In June 2007 dugout bunkers used as military hospitals during the 1945 Battle of Okinawa were opened to the public for tours. In spring 2011, local junior high students began training as peace tour guides in a work experience program aiming to guide members of the public around the caves.

==Geography==
===Administrative divisions===
The town includes twelve wards.

- Arakawa (新川)
- Kamizato (神里)
- Kanegusuku (兼城)
- Kyan (喜屋武)
- Miyagusuku (宮城)
- Miyahira (宮平)
- Motobu (本部)
- Ōna (大名)
- Teruya (照屋)
- Tsukazan (津嘉山)
- Yamakawa (山川)
- Yonaha (与那覇)

===Neighbouring municipalities===
- Naha
- Nanjō
- Nishihara
- Tomigusuku
- Yaese
- Yonabaru

==Culture==

===Haebaru Town Museum===

The Haebaru Town Museum is located in the Kiyan district of Haebaru directly west of the site of the Haebaru Japanese Army Hospital. The museum features a reproduction of the facilities of the dugout bunkers that were used for the army hospital. In addition to other wartime artifacts, the museum has exhibits on traditional pre-war Okinawan life and overseas emigrants from the town.
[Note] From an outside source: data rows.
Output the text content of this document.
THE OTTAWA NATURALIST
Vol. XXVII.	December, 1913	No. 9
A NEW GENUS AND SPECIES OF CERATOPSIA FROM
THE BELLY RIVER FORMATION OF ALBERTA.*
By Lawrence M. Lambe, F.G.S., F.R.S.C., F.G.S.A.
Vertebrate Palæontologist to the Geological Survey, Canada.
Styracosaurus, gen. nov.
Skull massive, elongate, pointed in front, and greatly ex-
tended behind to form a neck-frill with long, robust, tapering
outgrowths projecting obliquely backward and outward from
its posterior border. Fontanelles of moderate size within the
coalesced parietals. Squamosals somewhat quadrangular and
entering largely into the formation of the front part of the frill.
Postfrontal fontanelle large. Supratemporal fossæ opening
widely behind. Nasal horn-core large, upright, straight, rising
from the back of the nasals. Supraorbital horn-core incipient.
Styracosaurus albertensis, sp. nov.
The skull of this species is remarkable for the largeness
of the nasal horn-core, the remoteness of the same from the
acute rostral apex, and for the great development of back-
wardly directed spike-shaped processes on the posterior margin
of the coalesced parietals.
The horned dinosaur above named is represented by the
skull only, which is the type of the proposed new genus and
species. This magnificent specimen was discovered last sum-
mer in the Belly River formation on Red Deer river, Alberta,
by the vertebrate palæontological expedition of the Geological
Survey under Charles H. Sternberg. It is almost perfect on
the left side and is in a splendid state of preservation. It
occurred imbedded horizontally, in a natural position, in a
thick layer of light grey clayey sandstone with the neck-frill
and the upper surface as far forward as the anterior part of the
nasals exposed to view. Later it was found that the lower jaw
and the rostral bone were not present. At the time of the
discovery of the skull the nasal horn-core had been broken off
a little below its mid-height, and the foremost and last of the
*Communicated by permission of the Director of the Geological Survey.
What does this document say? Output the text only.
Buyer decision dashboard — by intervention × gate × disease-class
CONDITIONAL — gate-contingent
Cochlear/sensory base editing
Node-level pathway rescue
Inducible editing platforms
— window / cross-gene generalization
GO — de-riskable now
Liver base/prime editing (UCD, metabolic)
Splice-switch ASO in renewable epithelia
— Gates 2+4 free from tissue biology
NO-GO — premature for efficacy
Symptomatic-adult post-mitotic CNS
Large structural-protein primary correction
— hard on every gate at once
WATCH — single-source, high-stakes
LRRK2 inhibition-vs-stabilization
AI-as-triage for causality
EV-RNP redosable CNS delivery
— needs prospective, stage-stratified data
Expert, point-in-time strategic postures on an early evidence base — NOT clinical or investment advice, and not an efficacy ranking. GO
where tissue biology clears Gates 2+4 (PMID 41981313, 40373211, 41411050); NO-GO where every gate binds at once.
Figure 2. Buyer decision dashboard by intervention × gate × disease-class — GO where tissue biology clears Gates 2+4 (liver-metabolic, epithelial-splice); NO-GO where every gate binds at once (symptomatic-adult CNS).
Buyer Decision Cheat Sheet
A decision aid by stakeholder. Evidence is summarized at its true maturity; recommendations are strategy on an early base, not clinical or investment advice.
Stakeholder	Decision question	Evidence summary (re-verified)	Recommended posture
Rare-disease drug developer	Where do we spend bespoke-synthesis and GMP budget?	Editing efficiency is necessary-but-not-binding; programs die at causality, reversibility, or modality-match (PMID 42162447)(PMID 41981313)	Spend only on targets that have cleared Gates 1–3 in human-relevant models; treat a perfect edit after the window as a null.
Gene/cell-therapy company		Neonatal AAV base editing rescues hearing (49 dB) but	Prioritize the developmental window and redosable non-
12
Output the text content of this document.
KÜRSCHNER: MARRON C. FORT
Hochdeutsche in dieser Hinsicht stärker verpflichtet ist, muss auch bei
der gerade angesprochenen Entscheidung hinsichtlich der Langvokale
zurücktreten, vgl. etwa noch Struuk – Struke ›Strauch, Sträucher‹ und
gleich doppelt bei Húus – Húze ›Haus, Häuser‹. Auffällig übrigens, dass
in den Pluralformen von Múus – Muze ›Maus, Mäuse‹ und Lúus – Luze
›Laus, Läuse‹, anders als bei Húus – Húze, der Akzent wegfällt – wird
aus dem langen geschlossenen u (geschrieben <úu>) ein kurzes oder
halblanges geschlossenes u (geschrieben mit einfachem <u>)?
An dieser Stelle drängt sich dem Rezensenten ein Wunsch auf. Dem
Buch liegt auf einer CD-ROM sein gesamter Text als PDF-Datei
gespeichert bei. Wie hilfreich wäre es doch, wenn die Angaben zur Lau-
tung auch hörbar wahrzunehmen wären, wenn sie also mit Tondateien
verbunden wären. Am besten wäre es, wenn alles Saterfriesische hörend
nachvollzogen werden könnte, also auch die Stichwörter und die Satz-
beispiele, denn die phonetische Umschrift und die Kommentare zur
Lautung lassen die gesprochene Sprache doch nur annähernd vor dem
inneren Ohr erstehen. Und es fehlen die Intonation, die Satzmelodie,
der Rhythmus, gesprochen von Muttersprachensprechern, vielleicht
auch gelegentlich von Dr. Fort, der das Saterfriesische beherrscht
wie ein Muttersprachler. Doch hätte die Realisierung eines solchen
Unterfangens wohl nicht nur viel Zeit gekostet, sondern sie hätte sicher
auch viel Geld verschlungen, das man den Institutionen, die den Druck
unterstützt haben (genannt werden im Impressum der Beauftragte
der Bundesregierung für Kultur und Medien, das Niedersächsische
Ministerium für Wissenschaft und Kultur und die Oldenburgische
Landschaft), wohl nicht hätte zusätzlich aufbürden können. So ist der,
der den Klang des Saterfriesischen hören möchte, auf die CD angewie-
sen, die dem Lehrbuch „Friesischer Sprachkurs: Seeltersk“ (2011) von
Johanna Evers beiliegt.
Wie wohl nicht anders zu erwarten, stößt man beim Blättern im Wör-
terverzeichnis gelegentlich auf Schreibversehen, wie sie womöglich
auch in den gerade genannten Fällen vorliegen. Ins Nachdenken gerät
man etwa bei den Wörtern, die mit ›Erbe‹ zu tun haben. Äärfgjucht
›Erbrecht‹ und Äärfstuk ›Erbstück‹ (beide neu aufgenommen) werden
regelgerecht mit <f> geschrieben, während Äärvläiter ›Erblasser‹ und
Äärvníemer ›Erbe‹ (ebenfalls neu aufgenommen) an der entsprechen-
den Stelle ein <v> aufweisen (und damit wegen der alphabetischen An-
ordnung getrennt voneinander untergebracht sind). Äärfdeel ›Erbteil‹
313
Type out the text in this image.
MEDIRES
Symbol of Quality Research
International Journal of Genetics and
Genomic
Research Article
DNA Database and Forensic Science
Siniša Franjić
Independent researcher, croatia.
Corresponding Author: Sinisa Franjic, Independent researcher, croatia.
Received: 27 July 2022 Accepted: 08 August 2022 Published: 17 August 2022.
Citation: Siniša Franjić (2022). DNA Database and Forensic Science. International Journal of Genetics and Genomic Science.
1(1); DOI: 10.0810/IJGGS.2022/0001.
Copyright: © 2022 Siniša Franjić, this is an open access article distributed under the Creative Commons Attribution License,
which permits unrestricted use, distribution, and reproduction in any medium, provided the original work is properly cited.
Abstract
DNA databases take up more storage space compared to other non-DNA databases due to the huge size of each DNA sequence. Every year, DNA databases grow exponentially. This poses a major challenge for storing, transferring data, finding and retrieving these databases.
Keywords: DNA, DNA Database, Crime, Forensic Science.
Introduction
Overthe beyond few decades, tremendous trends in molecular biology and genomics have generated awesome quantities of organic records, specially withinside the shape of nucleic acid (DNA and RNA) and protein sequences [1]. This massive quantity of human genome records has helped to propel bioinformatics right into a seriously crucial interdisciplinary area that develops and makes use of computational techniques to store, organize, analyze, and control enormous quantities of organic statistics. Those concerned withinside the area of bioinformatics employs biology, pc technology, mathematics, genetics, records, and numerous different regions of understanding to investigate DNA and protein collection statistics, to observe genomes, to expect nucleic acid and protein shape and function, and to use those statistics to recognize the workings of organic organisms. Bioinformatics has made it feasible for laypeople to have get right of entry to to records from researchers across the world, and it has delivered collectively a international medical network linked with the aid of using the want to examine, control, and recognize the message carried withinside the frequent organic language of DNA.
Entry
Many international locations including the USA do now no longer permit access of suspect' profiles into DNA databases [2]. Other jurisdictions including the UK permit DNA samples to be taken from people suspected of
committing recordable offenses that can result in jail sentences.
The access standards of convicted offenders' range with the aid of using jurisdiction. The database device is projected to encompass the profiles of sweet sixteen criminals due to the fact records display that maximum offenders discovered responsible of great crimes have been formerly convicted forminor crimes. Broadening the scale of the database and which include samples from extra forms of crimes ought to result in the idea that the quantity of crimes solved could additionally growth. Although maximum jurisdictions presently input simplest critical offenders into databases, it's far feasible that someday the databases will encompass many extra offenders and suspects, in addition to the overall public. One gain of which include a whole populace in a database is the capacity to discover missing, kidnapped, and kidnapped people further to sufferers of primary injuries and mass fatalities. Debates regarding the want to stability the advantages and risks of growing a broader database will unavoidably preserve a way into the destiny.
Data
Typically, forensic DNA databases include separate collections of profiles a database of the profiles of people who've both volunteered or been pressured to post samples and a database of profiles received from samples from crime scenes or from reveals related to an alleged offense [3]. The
===Okinawa Prefectural Archives===

Haebaru is home to the Okinawa Prefectural Archives (OPA). OPA was established on April 1, 1995, as a result of the Japanese Public Archives Act of 1988. The archive seeks to collect and preserve the official documents and historical records of Okinawa Prefecture. OPA collects historical materials and records of the Ryukyu Kingdom, the Government of the Ryukyu Islands, the United States Civil Administration of the Ryukyu Islands (USCAR), and the present-day Okinawa Prefectural Government. In 2011 OPA had 12,595 visitors annually.

==Cultural Properties==
- Name (Japanese) (Type of registration)

===Cultural Properties===

- Mabuni Family tomb (摩文仁家の墓) (Prefectural)
- Miyagusuku Bridge restoration stele (修宮城橋碑) (Municipal)
- Survey stone (印部土手石) (Municipal)
- Ufi Bridge stele (宇平橋碑) (Municipal)

===Folk Cultural Properties===

- Stone lion of Kanegusuku (兼城の石獅子)
- Stone lion of Motobu (本部の石獅子)
- Stone lions (2) of Teruya (照屋の石獅子)

===Historic Sites===

- Haebaru Army Hospital tunnels (南風原陸軍病院壕（第1外科壕群・第2外科壕群）)
- Hījā-gā spring and stone stele in Ōna (字大名ヒージャーガーと石碑)
- Ushuku-gā spring (御宿井)

===Natural Monuments===

- Banyan trees in Nakamō-gwā (中毛小のガジュマル群) (Municipal)
- Fukugi Trees of the Haebaru Magiri Banjo Site (南風原間切番所跡のフクギ群) (Municipal)

==Education==
Municipal junior high schools:
- Haebaru Junior High School (南風原中学校)
- Nansei Junior High School (南星中学校)

Municipal elementary schools:
- Haebaru Elementary School (南風原小学校)
- Kitaoka Elementary School (北丘小学校)
- Shonan Elementary School (翔南小学校)
- Tsukazan Elementary School (津嘉山小学校)

Okinawa Prefectural Board of Education operates area high schools.